I see no evidence that Jony Ive is a poor manager, but the reality is that he’s first and foremost a creative person, a designer, and not a manager. By virtue of his longevity and seniority at Apple, he’s ended up managing the design team, but I would suspect that this isn’t how he wants to spend much of his time. Ive can’t simply be off in a room by himself designing things if he’s going to continue to have the lead design role at Apple, but he can be freed up from some of the day-to-day management, delegating a lot of the minutiae to others in the team, and especially to his two lieutenants, Howarth and Dye. This delegation is all the more important given how many new design projects Ive is taking on, in relation to the retail stores, the new campus, and who knows what else. As others have pointed out, the recent profiles of Ive have portrayed a man stretched very thin, and I would guess that, given the choice between yielding some management responsibility versus yielding design projects, he chose the former.
Does this mean he’s staying, or going?
As I mentioned at the top, some have seen these changes as a sign that Ive is moving on. To my mind, there are two possibilities here: either Ive is now going to be rejuvenated by relinquishing some of his responsibilities and will gain a new lease of life, or this represents his last hurrah, with redesigning the stores and designing the campus as his valedictory efforts before moving on. Perhaps even he doesn’t know yet – maybe the change in his role is an attempt by the company to find a way to keep him happy even as he’s feeling the pull back to England and out of a day-to-day role at Apple. And maybe neither Tim Cook nor Jony Ive nor anyone else knows whether this will work yet. But I suspect (and hope) that it means Ive will be free to focus on what he does best – design – and that we’ll get lots more good stuff from him over the coming years.

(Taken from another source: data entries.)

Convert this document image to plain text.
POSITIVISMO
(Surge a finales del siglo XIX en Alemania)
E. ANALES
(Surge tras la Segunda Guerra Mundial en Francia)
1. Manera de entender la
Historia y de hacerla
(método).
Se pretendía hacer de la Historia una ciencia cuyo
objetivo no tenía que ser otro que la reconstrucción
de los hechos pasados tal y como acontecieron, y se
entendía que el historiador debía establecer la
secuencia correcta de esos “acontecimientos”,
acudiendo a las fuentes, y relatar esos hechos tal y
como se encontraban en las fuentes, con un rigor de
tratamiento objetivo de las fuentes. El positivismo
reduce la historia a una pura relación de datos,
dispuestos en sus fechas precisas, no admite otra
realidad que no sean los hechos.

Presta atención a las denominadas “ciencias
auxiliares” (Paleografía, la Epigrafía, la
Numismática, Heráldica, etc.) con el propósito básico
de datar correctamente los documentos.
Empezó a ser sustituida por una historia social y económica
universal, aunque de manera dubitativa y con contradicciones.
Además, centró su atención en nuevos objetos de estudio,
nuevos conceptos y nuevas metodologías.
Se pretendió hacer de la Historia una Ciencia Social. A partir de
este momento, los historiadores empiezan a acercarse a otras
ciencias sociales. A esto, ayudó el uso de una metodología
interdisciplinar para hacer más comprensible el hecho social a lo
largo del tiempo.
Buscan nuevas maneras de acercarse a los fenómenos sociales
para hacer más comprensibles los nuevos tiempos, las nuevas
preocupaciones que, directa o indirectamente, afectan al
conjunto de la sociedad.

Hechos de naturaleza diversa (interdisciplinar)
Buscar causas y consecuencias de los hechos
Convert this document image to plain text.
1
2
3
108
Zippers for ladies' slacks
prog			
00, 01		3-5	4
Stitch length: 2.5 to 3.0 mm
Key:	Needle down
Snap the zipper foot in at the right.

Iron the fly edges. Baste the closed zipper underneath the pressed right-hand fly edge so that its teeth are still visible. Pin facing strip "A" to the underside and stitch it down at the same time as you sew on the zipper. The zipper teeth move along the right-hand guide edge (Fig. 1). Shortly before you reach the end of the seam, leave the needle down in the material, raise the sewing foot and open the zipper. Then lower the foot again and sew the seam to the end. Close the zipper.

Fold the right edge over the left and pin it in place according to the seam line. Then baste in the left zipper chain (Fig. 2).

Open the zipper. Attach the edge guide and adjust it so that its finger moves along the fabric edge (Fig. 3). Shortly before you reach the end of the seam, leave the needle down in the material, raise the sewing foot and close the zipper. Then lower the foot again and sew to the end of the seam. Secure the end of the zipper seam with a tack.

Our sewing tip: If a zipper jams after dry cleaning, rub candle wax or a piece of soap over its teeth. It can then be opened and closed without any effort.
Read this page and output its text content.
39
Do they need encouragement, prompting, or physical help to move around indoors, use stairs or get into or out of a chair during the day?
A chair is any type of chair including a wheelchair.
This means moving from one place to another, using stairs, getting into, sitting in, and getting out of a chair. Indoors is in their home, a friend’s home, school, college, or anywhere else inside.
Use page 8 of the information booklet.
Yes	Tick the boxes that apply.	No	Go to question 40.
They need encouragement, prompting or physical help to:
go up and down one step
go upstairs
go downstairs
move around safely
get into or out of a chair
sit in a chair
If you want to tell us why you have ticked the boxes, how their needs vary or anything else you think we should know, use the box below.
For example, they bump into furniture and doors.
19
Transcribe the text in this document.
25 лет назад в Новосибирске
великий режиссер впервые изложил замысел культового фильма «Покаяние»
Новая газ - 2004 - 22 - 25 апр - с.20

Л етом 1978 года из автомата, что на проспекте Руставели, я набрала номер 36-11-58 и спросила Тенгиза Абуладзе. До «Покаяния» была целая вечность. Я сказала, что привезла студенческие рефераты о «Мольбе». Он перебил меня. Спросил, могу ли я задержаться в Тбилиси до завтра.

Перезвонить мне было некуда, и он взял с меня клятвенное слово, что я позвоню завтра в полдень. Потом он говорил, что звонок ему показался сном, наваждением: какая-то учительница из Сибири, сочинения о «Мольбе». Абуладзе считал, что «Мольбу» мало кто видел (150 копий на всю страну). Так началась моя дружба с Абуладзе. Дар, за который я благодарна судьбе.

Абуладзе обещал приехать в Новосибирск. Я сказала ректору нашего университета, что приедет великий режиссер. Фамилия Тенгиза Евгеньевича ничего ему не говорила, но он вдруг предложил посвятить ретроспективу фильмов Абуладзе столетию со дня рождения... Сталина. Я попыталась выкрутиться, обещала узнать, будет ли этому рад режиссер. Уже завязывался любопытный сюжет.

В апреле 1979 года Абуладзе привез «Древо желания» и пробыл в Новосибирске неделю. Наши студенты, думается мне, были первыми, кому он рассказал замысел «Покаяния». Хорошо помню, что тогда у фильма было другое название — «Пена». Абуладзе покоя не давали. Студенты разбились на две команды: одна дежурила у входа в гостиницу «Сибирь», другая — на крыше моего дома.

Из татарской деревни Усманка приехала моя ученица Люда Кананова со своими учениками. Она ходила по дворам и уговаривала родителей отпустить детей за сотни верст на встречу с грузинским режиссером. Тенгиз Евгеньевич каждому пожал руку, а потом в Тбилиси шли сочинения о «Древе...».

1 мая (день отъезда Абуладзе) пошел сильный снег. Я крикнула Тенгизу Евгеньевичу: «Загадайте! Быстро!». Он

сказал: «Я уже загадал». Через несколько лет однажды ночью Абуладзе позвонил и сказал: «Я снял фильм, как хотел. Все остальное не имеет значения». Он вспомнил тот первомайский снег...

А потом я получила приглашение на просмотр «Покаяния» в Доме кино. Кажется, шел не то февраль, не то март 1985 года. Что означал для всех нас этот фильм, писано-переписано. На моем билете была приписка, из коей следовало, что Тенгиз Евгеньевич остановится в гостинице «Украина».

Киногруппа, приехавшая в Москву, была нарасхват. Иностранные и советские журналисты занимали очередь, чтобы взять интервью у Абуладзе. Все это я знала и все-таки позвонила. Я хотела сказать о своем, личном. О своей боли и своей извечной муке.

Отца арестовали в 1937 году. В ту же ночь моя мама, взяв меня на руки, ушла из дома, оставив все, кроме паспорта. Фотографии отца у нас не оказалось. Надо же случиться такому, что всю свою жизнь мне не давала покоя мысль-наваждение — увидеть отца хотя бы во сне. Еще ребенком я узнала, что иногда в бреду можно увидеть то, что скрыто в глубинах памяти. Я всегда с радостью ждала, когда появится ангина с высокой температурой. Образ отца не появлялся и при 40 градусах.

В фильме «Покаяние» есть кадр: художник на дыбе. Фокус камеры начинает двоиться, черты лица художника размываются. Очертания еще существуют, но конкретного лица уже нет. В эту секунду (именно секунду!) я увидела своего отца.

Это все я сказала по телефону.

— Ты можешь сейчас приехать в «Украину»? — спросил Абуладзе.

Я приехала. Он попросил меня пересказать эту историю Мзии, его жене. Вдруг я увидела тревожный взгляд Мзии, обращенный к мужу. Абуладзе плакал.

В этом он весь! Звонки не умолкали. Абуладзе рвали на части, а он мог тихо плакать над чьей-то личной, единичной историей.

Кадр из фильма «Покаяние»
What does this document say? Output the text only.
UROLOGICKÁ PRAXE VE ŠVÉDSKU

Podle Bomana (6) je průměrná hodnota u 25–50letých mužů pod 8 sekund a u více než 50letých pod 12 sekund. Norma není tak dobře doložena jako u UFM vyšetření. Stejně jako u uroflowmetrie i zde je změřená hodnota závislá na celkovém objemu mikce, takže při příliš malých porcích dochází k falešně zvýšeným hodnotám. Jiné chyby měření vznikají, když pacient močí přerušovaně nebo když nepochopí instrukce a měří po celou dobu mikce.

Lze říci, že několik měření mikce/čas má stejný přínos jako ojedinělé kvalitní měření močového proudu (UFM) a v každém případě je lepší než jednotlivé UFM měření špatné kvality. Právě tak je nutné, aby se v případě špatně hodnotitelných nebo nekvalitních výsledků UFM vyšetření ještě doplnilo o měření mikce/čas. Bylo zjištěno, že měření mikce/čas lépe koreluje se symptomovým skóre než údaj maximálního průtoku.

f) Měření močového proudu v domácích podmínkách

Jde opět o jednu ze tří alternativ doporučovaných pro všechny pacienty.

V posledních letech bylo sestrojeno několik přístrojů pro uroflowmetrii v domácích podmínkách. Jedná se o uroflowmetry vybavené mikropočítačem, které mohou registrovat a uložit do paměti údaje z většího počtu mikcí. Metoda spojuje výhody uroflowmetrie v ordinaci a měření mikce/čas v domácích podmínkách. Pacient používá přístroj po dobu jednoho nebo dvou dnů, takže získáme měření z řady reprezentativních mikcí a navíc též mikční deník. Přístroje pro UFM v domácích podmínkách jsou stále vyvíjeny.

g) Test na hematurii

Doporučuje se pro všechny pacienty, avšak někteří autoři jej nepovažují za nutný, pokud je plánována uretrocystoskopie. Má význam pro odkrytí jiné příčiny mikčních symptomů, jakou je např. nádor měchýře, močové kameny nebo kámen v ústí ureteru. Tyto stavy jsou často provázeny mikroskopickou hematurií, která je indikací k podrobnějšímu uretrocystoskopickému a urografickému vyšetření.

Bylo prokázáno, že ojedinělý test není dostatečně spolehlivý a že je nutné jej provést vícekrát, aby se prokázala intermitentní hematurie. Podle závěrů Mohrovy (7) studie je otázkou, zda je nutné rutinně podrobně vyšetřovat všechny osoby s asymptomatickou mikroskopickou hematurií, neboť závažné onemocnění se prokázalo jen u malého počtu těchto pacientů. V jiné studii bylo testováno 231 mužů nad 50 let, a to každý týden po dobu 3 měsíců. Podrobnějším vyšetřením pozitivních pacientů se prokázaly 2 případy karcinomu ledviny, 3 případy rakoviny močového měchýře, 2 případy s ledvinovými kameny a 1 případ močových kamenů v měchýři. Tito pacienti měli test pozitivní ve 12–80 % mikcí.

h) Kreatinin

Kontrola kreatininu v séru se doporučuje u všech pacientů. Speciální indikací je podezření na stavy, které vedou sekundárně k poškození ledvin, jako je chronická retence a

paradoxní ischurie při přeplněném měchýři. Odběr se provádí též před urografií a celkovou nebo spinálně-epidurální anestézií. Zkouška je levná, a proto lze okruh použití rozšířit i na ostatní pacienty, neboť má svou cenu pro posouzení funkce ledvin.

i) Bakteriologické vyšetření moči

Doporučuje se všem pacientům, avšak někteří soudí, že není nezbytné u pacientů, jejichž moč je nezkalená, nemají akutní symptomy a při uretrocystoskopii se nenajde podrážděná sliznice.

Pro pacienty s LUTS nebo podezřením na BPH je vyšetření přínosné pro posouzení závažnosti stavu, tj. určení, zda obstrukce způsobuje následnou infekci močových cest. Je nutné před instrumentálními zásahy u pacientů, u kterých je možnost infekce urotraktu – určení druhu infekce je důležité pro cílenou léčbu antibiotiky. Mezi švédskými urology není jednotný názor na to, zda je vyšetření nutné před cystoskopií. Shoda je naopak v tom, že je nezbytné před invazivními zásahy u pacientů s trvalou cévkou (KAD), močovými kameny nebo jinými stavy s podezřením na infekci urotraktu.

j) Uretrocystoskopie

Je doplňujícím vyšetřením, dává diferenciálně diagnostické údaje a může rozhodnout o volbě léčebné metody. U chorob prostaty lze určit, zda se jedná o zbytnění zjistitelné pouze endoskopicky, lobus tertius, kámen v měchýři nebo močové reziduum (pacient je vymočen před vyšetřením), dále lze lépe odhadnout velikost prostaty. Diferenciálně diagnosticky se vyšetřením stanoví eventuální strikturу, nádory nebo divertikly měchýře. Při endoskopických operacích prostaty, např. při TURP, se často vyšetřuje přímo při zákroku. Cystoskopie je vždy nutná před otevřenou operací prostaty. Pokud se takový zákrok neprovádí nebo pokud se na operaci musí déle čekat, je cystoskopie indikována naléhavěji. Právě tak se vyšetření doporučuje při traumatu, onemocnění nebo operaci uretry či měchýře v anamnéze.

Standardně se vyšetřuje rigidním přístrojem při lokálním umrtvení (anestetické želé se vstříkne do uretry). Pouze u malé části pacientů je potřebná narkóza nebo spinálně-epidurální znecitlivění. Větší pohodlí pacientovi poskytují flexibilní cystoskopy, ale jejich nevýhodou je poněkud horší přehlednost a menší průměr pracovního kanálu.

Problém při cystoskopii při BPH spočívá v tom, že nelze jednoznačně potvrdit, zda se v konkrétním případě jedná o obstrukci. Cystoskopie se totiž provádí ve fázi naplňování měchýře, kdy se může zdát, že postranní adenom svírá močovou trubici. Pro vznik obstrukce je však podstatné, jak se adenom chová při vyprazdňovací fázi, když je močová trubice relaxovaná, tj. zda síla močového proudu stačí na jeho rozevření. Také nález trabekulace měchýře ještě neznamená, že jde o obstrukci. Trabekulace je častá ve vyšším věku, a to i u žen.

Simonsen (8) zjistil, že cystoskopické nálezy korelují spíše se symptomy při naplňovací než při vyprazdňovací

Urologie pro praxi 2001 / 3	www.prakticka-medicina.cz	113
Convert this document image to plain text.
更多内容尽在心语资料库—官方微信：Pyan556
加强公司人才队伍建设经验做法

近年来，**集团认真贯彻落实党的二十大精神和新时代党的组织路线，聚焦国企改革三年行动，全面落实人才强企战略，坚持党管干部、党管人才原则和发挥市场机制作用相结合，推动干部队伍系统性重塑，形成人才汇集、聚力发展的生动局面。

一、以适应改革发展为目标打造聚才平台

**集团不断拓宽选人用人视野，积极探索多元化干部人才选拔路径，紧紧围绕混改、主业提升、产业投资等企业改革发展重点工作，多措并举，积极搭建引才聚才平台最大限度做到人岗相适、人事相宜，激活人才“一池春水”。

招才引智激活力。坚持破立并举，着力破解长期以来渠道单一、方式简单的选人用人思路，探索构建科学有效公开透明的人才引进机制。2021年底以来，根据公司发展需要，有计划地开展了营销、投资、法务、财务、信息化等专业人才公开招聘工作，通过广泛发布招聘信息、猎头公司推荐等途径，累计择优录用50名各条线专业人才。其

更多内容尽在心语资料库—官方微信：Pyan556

One quick postscript: I’ve seen a couple of people suggesting this new role for Ive is a sort of Jobs 2.0: consolidating power at the top of Apple. But I think that’s the furthest thing from the truth. Whereas Jobs was the consummate micro-manager, injecting himself into every detail of Apple’s operations, I suspect Ive’s temperament is the opposite. Yes, he obviously cares deeply about every aspect of design at Apple, but in the profiles that have appeared over recent months, it’s become clear how many other people already have a hand in the details of design, and it’s clear that Ive has little interest in management beyond the realm of design. In some ways, Ive is the anti-Jobs, focused on his particular sphere of expertise with little interest in going beyond it.